US President Joe Biden is restoring two sprawling national monuments in Utah that have been at the centre of a long-running public lands dispute, and a separate marine conservation area in New England that recently has been used for commercial fishing. Environmental protections at all three monuments had been stripped by Donald Trump during his tenure.
The monuments cover vast expanses of southern Utah where red rocks reveal petroglyphs and cliff dwellings and distinctive buttes bulge from a grassy valley. In 2017, Trump invoked the century-old Antiquities Act to cut 800,000 hectares from the two monuments, calling restrictions on mining and other energy production a “massive land grab” that “should never have happened.”
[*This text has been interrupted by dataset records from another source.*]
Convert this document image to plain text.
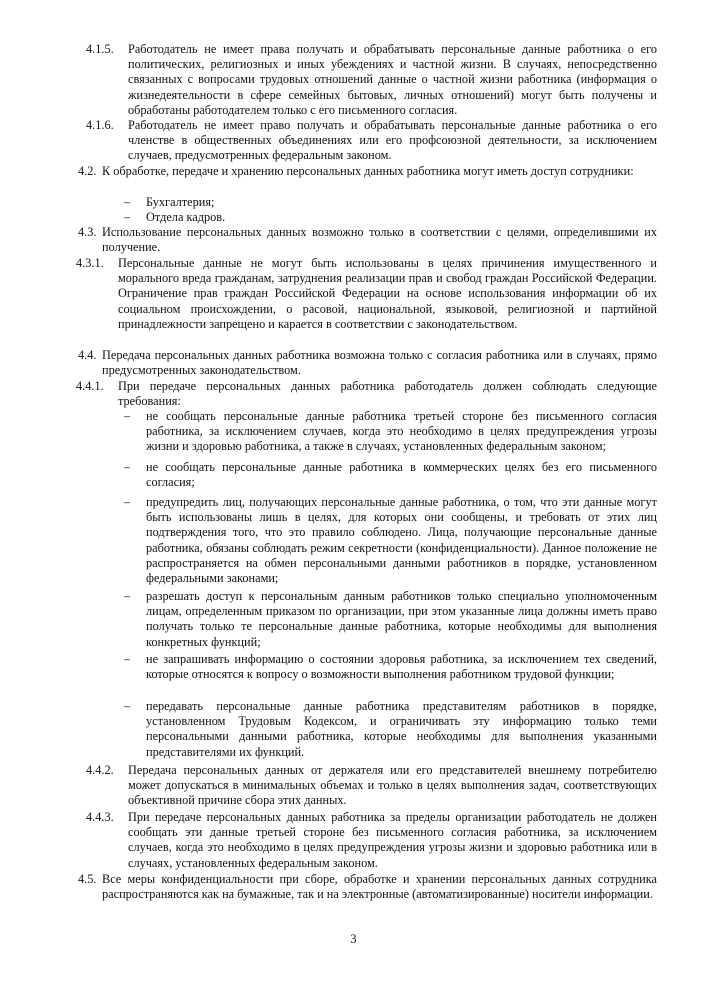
4.1.5. Работодатель не имеет права получать и обрабатывать персональные данные работника о его политических, религиозных и иных убеждениях и частной жизни. В случаях, непосредственно связанных с вопросами трудовых отношений данные о частной жизни работника (информация о жизнедеятельности в сфере семейных бытовых, личных отношений) могут быть получены и обработаны работодателем только с его письменного согласия.
4.1.6. Работодатель не имеет право получать и обрабатывать персональные данные работника о его членстве в общественных объединениях или его профсоюзной деятельности, за исключением случаев, предусмотренных федеральным законом.
4.2. К обработке, передаче и хранению персональных данных работника могут иметь доступ сотрудники:
– Бухгалтерия;
– Отдела кадров.
4.3. Использование персональных данных возможно только в соответствии с целями, определившими их получение.
4.3.1. Персональные данные не могут быть использованы в целях причинения имущественного и морального вреда гражданам, затруднения реализации прав и свобод граждан Российской Федерации. Ограничение прав граждан Российской Федерации на основе использования информации об их социальном происхождении, о расовой, национальной, языковой, религиозной и партийной принадлежности запрещено и карается в соответствии с законодательством.
4.4. Передача персональных данных работника возможна только с согласия работника или в случаях, прямо предусмотренных законодательством.
4.4.1. При передаче персональных данных работника работодатель должен соблюдать следующие требования:
– не сообщать персональные данные работника третьей стороне без письменного согласия работника, за исключением случаев, когда это необходимо в целях предупреждения угрозы жизни и здоровью работника, а также в случаях, установленных федеральным законом;
– не сообщать персональные данные работника в коммерческих целях без его письменного согласия;
– предупредить лиц, получающих персональные данные работника, о том, что эти данные могут быть использованы лишь в целях, для которых они сообщены, и требовать от этих лиц подтверждения того, что это правило соблюдено. Лица, получающие персональные данные работника, обязаны соблюдать режим секретности (конфиденциальности). Данное положение не распространяется на обмен персональными данными работников в порядке, установленном федеральными законами;
– разрешать доступ к персональным данным работников только специально уполномоченным лицам, определенным приказом по организации, при этом указанные лица должны иметь право получать только те персональные данные работника, которые необходимы для выполнения конкретных функций;
– не запрашивать информацию о состоянии здоровья работника, за исключением тех сведений, которые относятся к вопросу о возможности выполнения работником трудовой функции;
– передавать персональные данные работника представителям работников в порядке, установленном Трудовым Кодексом, и ограничивать эту информацию только теми персональными данными работника, которые необходимы для выполнения указанными представителями их функций.
4.4.2. Передача персональных данных от держателя или его представителей внешнему потребителю может допускаться в минимальных объемах и только в целях выполнения задач, соответствующих объективной причине сбора этих данных.
4.4.3. При передаче персональных данных работника за пределы организации работодатель не должен сообщать эти данные третьей стороне без письменного согласия работника, за исключением случаев, когда это необходимо в целях предупреждения угрозы жизни и здоровью работника или в случаях, установленных федеральным законом.
4.5. Все меры конфиденциальности при сборе, обработке и хранении персональных данных сотрудника распространяются как на бумажные, так и на электронные (автоматизированные) носители информации.
3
His actions slashed Bears Ears, on lands considered sacred to Native American tribes, by 85%, to just over 80,900 hectares. They cut Grand Staircase-Escalante by nearly half, leaving it at about 405,000 hectares. Both monuments were created by Democratic presidents.
The White House said in a statement that Biden was “fulfilling a key promise” to restore the monuments to their full size and “upholding the longstanding principle that America’s national parks, monuments and other protected areas are to be protected for all time and for all people.”
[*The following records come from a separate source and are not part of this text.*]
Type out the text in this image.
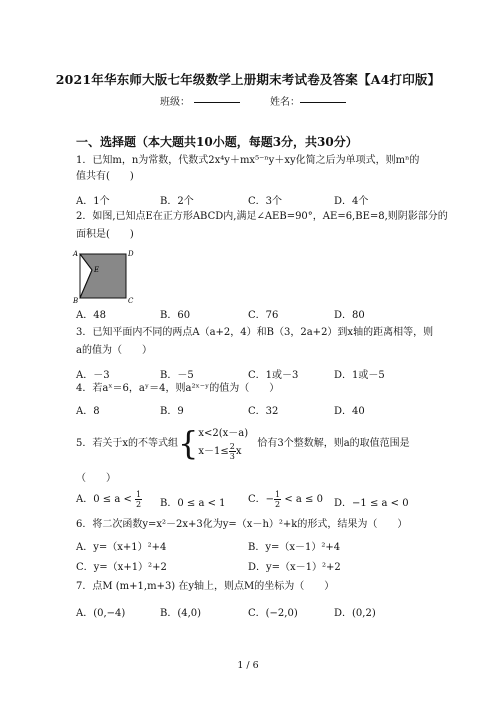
2021年华东师大版七年级数学上册期末考试卷及答案【A4打印版】
班级：	姓名：
一、选择题（本大题共10小题，每题3分，共30分）
1．已知m，n为常数，代数式2x⁴y＋mx⁵⁻ⁿy＋xy化简之后为单项式，则mⁿ的
值共有(　　)
A．1个	B．2个	C．3个	D．4个
2．如图,已知点E在正方形ABCD内,满足∠AEB=90°，AE=6,BE=8,则阴影部分的
面积是(　　)
A	D
B	C
E
A．48	B．60	C．76	D．80
3．已知平面内不同的两点A（a+2，4）和B（3，2a+2）到x轴的距离相等，则
a的值为（　　）
A．－3	B．－5	C．1或－3	D．1或－5
4．若aˣ＝6，aʸ＝4，则a²ˣ⁻ʸ的值为（　　）
A．8	B．9	C．32	D．40
5．若关于x的不等式组{ x<2(x－a)
$x-1\le \frac{2}{3}$ x
恰有3个整数解，则a的取值范围是
（　　）
A．$0 \le a < \frac{1}{2}$ B．0 ≤ a < 1 C．− $\frac{1}{2} < a \le 0$ D．−1 ≤ a < 0
6．将二次函数y=x²－2x+3化为y=（x－h）²+k的形式，结果为（　　）
A．y=（x+1）²+4	B．y=（x－1）²+4
C．y=（x+1）²+2	D．y=（x－1）²+2
7．点M (m+1,m+3) 在y轴上，则点M的坐标为（　　）
A．(0,−4)	B．(4,0)	C．(−2,0)	D．(0,2)
1 / 6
His actions were among a series of steps the administration has taken to protect public lands and waters, the White House said, including moves to halt oil leasing in Alaska’s Arctic National Wildlife Refuge and prevent road-building in the Tongass National Forest in Alaska, the nation’s largest federal forest.
Biden’s plan also restores protections in the Northeast Canyons and Seamounts National Monument in the Atlantic Ocean, southeast of Cape Cod. Trump had made a rule change to allow commercial fishing at the marine monument, an action that was heralded by fishing groups but derided by environmentalists who pushed Biden and Interior Secretary Deb Haaland to restore protections against fishing.
Protecting the marine monument safeguards “this invaluable area for the fragile species that call it home” and demonstrates the administration’s commitment to science, said Jen Felt, ocean campaign director for the Conservation Law Foundation.
Arizona Rep. Raul Grijalva, a Democrat and chairman of the House Natural Resources Committee, also praised the Biden administration in a statement, saying restoring the monuments shows its dedication to “conserving our public lands and respecting the voices of Indigenous Peoples.”
“It’s time to put Trump’s cynical actions in the rear-view mirror,” Grijalva said.
But Utah’s governor called Biden’s decision a “tragic missed opportunity.” The president’s action “fails to provide certainty as well as the funding for law enforcement, research and other protections which the monuments need and which only Congressional action can offer,” Cox said in a statement released with other state leaders.
Jennifer Rokala, executive director of the Center for Western Priorities, a conservation group, also applauded Biden’s decision and said she hopes it marks an initial step toward his goal of conserving at least 30% of US lands and ocean by 2030.
Trump’s cuts ironically increased the national attention to Bears Ears, Rokala said. She called on the federal government to boost funding to manage the landscape and handle growing crowds.
Haaland, the first Indigenous Cabinet secretary, travelled to Utah in April to visit the monuments, becoming the latest federal official to step into what has been a years-long public lands battle. She submitted her recommendations on the monuments in June.
“The historical connection between Indigenous peoples and Bears Ears is undeniable; our Native American ancestors sustained themselves on the landscape since time immemorial, and evidence of their rich lives is everywhere one looks,” said Haaland, a member of the Laguna Pueblo in New Mexico.
Former President Barack Obama proclaimed Bears Ears a national monument in 2016, 20 years after former President Bill Clinton moved to protect Grand Staircase-Escalante. Bears Ears was the first site to receive the designation at the specific request of tribes.
The Trump administration’s reductions to Bears Ears and Grand Staircase-Escalante paved the way for potential coal mining and oil and gas drilling on lands that were previously off-limits. However, activity was limited because of market forces.
Environmental, tribal, paleontological, and outdoor recreation organizations sued to restore their original boundaries, arguing presidents lack legal authority to change monuments their predecessors created. Meanwhile, Republicans argued Democratic presidents have misused the Antiquities Act signed by President Theodore Roosevelt to designate monuments beyond what’s necessary to protect archaeological and cultural resources.
The Biden administration has said the decision to review the monuments was part of an expansive plan to tackle climate change and reverse the Trump administration’s “harmful” policies.